HET BERUCHTE VIJFTAL VAN FRIESLAND 1

Bij de Sichterheitsdienst (SD) in Leeuwarden werkte vier Nederlanders die als ‘het beruchte viertal van Friesland’ de geschiedenisboeken zouden ingaan. In Leeuwarden was vanaf het begin tot 28 oktober 1942 een afzonderlijke Aussendienststelle van de SD en Sicherheitspolizei (Sipo) gevestigd. Vanaf 28 oktober 1942 werd Leeuwarden een Polizeiposten die ressorteerde onder Groningen. In september 1944 kwamen door de snelle geallieerde opmars veel Duitsers en Duitsgezinde Belgen in Nederland terecht. Leeuwarden werd toen opnieuw een Aussendienststelle. De SD was belast met het opsporen van alle soorten van (mogelijke) tegenstanders van het nationaalsocialistische regime in Duitsland en later in de bezette gebieden. De competenties tussen SS, SD en Gestapo waren echter onduidelijk geregeld. In Leeuwarden werd het Burmaniahuis, een monumentaal herenhuis in de binnenstad uit de 15e eeuw, het symbool van de Duitse onderdrukking, vergelijkbaar met de reputatie van het Scholtenhuis in Groningen. De SD betrok in de oorlog het oude gedeelte van het Burmaniahuis; in het nieuwe gedeelte werkte de verzekeringsmaatschappij ‘Algemeene Friesche’ heel de oorlog gewoon doorwerken. Ter herinnering aan de martelingen en verhoren zal bij het Burmaniahuis een gedenkteken worden geplaatst. Kopstukken bij de SD in Leeuwarden waren onder meer Wilhelm Albrecht, Theodor Vogel, Friedrich Grundmann en Jozef Keijl.

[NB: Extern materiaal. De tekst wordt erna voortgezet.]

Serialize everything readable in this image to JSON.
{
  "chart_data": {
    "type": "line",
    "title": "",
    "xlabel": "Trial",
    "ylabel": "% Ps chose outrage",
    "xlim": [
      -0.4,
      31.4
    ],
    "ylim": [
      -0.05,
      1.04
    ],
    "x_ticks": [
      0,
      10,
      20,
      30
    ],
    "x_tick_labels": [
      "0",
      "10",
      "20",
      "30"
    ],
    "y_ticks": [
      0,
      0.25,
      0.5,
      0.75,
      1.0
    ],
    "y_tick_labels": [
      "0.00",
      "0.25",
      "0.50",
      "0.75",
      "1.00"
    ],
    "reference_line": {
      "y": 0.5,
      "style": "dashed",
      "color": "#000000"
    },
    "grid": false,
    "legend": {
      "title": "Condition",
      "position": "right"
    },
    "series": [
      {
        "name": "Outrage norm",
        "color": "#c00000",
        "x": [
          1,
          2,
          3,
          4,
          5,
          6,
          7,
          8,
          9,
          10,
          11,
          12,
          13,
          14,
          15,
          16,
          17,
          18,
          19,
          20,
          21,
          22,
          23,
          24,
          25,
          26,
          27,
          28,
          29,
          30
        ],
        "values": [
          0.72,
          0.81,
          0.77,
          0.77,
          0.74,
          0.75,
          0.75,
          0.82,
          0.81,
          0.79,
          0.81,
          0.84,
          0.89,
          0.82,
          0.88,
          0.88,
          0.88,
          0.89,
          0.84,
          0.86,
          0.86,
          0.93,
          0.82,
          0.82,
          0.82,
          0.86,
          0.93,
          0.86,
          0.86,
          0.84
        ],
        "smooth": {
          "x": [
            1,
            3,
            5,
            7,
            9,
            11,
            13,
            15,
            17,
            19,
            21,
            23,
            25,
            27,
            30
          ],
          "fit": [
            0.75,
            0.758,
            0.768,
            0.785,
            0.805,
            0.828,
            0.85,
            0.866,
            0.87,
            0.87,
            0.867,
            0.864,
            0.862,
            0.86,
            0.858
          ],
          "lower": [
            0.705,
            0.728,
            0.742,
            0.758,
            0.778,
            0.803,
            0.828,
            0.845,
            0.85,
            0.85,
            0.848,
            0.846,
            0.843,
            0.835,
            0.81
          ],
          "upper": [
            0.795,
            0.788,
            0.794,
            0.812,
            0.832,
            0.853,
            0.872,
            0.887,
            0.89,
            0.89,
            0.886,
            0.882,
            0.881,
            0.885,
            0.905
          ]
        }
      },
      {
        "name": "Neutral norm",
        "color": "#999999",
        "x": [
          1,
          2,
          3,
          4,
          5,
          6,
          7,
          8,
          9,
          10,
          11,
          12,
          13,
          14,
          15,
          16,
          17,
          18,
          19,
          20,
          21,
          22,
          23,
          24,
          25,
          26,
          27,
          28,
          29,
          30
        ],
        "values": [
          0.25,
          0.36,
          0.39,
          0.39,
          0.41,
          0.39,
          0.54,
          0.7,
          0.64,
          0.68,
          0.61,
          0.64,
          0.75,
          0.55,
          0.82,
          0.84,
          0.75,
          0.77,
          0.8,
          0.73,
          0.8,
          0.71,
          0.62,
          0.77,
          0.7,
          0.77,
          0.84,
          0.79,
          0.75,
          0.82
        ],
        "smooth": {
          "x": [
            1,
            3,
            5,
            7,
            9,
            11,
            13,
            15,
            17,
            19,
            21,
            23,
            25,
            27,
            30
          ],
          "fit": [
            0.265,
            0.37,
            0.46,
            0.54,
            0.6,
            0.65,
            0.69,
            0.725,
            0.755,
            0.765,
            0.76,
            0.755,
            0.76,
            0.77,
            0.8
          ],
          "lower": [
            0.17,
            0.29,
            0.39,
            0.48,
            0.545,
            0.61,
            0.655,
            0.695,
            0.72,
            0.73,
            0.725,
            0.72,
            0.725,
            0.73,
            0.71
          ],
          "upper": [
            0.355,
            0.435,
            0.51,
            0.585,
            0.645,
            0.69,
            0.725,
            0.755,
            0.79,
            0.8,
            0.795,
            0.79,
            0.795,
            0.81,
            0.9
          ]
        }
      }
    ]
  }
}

Hauptsturmführer Wilhelm Artur Albrecht (Penzig, 15 december 1903 – Waalsdorpervlakte, 21 maart 1952) was voor de oorlog politiecommandant. Vanaf 1935 was hij in dienst bij de Gestapo en tijdens de oorlog had hij de rang Hauptsturmführer binnen de SS. In september 1944 werd hij vanuit Gent overgeplaatst naar Leeuwarden, waar hij het Aussenkommando van de Sicherheitsdienst en Sicherheitspolizei leidde. Hij was in die functie verantwoordelijk voor de handhaving van de orde in de provincie Friesland. In die functie was hij actief en passief betrokken bij marteling en executies van verdachten. Albrecht is verantwoordelijk voor de executie van tientallen gevangenen, met name als represaille voor acties van het verzet. Op 5 mei 1945 werd Albrecht gearresteerd en later door het Bijzonder Gerechtshof van Leeuwarden ter dood veroordeeld. Op 21 maart 1952 werd Albrecht samen met Andries Pieters gefusilleerd op de Waalsdorpervlakte. Albrecht was daarmee de Duitse oorlogsmisdadiger die in Nederland daadwerkelijk de doodstraf kreeg.

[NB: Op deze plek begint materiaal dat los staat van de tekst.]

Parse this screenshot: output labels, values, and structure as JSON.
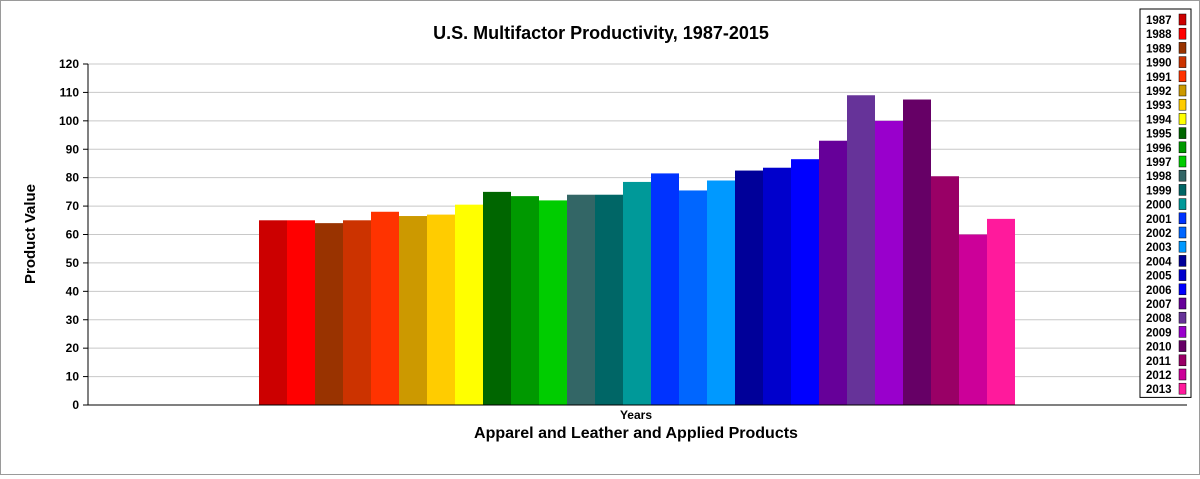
{
  "chart_data": {
    "type": "bar",
    "title": "U.S. Multifactor Productivity, 1987-2015",
    "xlabel": "Apparel and Leather and Applied Products",
    "category_label": "Years",
    "ylabel": "Product Value",
    "ylim": [
      0,
      120
    ],
    "yticks": [
      "0",
      "10",
      "20",
      "30",
      "40",
      "50",
      "60",
      "70",
      "80",
      "90",
      "100",
      "110",
      "120"
    ],
    "grid": true,
    "legend": "right",
    "series": [
      {
        "name": "1987",
        "value": 65,
        "color": "#cc0000"
      },
      {
        "name": "1988",
        "value": 65,
        "color": "#ff0000"
      },
      {
        "name": "1989",
        "value": 64,
        "color": "#993300"
      },
      {
        "name": "1990",
        "value": 65,
        "color": "#cc3300"
      },
      {
        "name": "1991",
        "value": 68,
        "color": "#ff3300"
      },
      {
        "name": "1992",
        "value": 66.5,
        "color": "#cc9900"
      },
      {
        "name": "1993",
        "value": 67,
        "color": "#ffcc00"
      },
      {
        "name": "1994",
        "value": 70.5,
        "color": "#ffff00"
      },
      {
        "name": "1995",
        "value": 75,
        "color": "#006600"
      },
      {
        "name": "1996",
        "value": 73.5,
        "color": "#009900"
      },
      {
        "name": "1997",
        "value": 72,
        "color": "#00cc00"
      },
      {
        "name": "1998",
        "value": 74,
        "color": "#336666"
      },
      {
        "name": "1999",
        "value": 74,
        "color": "#006666"
      },
      {
        "name": "2000",
        "value": 78.5,
        "color": "#009999"
      },
      {
        "name": "2001",
        "value": 81.5,
        "color": "#0033ff"
      },
      {
        "name": "2002",
        "value": 75.5,
        "color": "#0066ff"
      },
      {
        "name": "2003",
        "value": 79,
        "color": "#0099ff"
      },
      {
        "name": "2004",
        "value": 82.5,
        "color": "#000099"
      },
      {
        "name": "2005",
        "value": 83.5,
        "color": "#0000cc"
      },
      {
        "name": "2006",
        "value": 86.5,
        "color": "#0000ff"
      },
      {
        "name": "2007",
        "value": 93,
        "color": "#660099"
      },
      {
        "name": "2008",
        "value": 109,
        "color": "#663399"
      },
      {
        "name": "2009",
        "value": 100,
        "color": "#9900cc"
      },
      {
        "name": "2010",
        "value": 107.5,
        "color": "#660066"
      },
      {
        "name": "2011",
        "value": 80.5,
        "color": "#990066"
      },
      {
        "name": "2012",
        "value": 60,
        "color": "#cc0099"
      },
      {
        "name": "2013",
        "value": 65.5,
        "color": "#ff1a9c"
      }
    ]
  }
}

De SS’er Andries Jan Pieters (Leksula, Buru, Nederlands-Indië, 1916 – Den Haag, 21 maart 1952) was de laatste Nederlander die in Nederland daadwerkelijk de doodstraf kreeg. Pieters werd in Nederlands-Indië geboren en verhuisde in 1924 naar Nederland. In het begin van de Tweede Wereldoorlog sloot hij zich aan bij het SS-Freiwilligen Legion Niederlande, een onderdeel van de Duitse SS. Hij werd in dit verband uitgezonden naar het oostfront. Nadat hij daar gewond geraakt was, kreeg hij de leiding over een groep mensen van het Jagdverband Nord/West. In april 1945 vertrok de groep, genaamd Kommando Zeppelin of Kommando Steinbach, naar Nederland. Op 6 april 1945, nog geen maand voor de Duitse capitulatie, vestigde de groep zich in Kasteel Groot Engelenburg in Brummen. In samenwerking met SD-er Ludwig Heinemann nam de groep tientallen mensen gevangen die ervan verdacht werden bij het verzet te horen. De gevangenen werden op gruwelijke wijze gemarteld. Met de Canadezen in aantocht verliet het Kommando op 13 april 1945 het kasteel, waarbij acht gevangenen geëxecuteerd werden. Het Kommando verhuisde naar Loosdrecht en daar herhaalde Pieters de gang van zaken die hij ook in Brummen uitvoerde. Op 3 mei 1945 werden Pieters en anderen uit zijn Kommando vanwege deze gruweldaden gearresteerd op bevel van SD-hoofd Willy Lages, die zelfs ook als oorlogsmisdadiger zou worden veroordeeld en bekend zou worden als een van de Vier van Breda. Deze arrestatie toont dat de Duitsers, die zelf ook niet echt als zachtzinnig bekend stonden, zelf ook vonden dat Pieters en zijn mensen structureel over de schreef waren gegaan en vooral veel te lang waren doorgegaan met hun martelingen, plunderingen, moord en verkrachting. Enige opportunisme zal daarbij wel een rol hebben gespeeld. In juni 1949 kreeg Pieters door het Bijzonder Gerechtshof in Amsterdam de doodstraf opgelegd in de rechtszaak tegen hem. De Bijzondere Raad van Cassatie vernietigde in hoger beroep het vonnis. Bij het volgende proces in Haarlem kreeg Pieters levenslang vanwege zware mishandeling met voorbedachten rade, plunderingen en wederrechtelijke vrijheidsberovingen te Loosdrecht. Nu ging echter de openbaar aanklager in beroep bij de Bijzondere Raad van Cassatie, die Pieters in november 1951 alsnog de doodstraf opgelegd kreeg. Op 21 maart 1952 werd Pieters samen met Artur Albrecht op de Waalsdorpervlakte door een vuurpeloton terechtgesteld.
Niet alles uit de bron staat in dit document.